As the family-owned restaurant chain approaches its 100th anniversary, it is facing stalled growth, leading to concern that the company may not rely on its cult following and nostalgia for continued success. 

The Forbes article describes White Castle’s struggle between innovations in an effort to remain relevant and steadfast to the products and values that have led to nearly a century of success and growth. This struggle is a regular topic of discussion with family businesses as they pass between generations and, unfortunately, there is no one formula or solution to the problem.

However, there are some things that small and mid-size business owners can undertake to ease the struggle.

Never get comfortable

If your company finds success, your competition will notice. Even if the company is lodged in the narrowest of niches, never stop looking for ways to create efficiencies and better products, services or value. The world doesn’t stop moving – neither should you.

Build a solid, yet flexible foundation

In the early stages of the business lifecycle, it can be tempting to delay planning. You’re busy just trying to keep up with growth and there will be time for planning later, right? Maybe not, and you may be pushing the company down a dead-end, one-way street without knowing it. Start by seeking counsel from mentors and professionals on matters such as market trends, tax planning and corporate legal structure. If you’re able to start with a solid foundation while considering different opportunities and challenges, your company is more likely to be in a position to nimbly and affordably adapt to changing markets and exploit new opportunities. Most importantly, understand that planning and foundation building is not a destination but a never-ending journey.

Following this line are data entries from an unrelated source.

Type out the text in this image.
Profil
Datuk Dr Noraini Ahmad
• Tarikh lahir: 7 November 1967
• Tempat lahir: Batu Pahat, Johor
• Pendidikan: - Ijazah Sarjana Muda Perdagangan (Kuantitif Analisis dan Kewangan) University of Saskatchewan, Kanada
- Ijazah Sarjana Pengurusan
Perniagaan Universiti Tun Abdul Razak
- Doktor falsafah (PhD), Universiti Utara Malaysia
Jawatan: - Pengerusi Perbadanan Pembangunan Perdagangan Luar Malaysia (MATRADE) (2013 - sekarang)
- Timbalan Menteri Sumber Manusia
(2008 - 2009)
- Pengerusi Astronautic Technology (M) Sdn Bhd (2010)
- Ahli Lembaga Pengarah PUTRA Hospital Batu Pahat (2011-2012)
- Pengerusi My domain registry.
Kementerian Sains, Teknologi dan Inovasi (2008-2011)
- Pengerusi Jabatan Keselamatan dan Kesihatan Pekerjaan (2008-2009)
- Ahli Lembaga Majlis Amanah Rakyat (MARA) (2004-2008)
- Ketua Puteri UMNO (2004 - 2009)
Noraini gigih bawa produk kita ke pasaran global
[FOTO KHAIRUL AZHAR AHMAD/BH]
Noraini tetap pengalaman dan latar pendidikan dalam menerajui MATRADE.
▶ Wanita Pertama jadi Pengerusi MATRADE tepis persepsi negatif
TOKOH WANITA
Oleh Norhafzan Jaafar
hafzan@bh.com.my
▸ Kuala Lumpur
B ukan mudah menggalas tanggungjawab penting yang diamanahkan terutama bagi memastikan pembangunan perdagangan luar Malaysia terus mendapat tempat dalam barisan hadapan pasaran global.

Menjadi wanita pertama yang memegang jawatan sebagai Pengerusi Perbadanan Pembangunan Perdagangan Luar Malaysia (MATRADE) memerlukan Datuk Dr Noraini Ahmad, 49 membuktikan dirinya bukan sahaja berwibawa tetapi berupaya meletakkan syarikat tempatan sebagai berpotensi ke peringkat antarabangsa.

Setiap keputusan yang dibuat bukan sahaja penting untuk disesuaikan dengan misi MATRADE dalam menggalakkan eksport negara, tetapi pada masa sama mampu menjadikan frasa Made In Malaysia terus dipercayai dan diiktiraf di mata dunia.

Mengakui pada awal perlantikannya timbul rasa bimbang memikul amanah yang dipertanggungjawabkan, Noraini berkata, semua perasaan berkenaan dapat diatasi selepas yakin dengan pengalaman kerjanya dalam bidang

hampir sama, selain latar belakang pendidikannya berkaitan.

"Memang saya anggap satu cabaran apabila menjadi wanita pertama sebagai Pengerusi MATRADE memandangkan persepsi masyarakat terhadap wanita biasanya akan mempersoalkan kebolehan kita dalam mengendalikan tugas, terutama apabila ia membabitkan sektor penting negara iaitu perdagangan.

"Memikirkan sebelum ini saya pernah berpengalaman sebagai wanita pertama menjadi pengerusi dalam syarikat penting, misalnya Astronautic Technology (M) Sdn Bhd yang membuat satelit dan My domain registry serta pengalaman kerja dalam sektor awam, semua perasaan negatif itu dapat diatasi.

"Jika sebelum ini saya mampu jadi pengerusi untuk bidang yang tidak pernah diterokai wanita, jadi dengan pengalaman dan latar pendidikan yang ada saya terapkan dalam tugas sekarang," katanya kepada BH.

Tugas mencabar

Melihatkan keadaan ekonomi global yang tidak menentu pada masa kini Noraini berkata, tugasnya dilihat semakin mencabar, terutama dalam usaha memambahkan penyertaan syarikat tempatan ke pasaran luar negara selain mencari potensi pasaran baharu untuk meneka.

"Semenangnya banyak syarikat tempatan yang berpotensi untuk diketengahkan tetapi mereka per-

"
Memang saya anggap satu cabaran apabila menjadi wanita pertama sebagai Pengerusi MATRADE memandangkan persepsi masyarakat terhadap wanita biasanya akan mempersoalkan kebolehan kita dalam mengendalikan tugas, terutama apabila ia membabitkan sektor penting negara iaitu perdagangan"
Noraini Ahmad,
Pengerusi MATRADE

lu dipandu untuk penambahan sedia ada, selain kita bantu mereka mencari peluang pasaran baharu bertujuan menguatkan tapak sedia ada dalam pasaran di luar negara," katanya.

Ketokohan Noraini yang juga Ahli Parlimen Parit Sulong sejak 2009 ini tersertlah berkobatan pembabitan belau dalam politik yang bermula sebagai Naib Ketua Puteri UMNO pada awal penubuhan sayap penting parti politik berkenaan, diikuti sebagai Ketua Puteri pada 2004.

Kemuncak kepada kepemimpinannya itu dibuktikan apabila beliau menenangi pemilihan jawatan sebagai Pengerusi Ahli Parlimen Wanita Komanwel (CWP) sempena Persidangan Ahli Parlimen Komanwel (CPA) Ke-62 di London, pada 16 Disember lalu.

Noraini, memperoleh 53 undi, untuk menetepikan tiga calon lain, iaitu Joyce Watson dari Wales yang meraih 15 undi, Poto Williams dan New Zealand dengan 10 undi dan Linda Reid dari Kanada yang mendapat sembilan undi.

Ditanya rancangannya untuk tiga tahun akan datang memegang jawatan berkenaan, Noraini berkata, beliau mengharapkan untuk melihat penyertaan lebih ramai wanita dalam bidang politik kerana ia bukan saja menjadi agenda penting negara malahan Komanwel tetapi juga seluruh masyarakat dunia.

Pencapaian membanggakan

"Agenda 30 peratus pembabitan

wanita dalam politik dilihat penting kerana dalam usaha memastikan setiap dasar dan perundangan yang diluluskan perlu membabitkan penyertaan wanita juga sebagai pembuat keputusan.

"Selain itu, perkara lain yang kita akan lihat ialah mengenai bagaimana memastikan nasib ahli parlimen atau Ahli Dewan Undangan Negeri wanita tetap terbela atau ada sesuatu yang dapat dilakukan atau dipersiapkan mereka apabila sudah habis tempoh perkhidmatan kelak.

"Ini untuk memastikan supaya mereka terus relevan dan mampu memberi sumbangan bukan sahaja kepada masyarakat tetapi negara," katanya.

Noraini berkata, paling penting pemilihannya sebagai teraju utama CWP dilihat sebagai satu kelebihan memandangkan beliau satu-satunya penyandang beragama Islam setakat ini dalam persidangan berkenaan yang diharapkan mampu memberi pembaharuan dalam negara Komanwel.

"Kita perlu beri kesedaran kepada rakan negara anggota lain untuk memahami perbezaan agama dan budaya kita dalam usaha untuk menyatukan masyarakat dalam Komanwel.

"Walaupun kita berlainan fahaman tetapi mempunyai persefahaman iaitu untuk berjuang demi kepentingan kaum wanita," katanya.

Communication starts with you. Communicate with your key employees, your frontline employees and everyone in between. Share your vision, foster ownership mentality and encourage feedback. Beyond the confines of the company, if you’re a family business, communicate with family members who are likely to be involved in the business. Communication can cultivate leadership in future generations, generate new ideas, and serve to prevent entitlement mentalities. You’re not going to live forever, but if you do it right, your business may live a life that extends far beyond yours.

Values, mission and purpose are the ever-important threads running through these three initiatives. While a company must adapt to remain relevant, such adaptations are only as good as the guiding principles at their core. Without them, innovations may be empty and short-lived.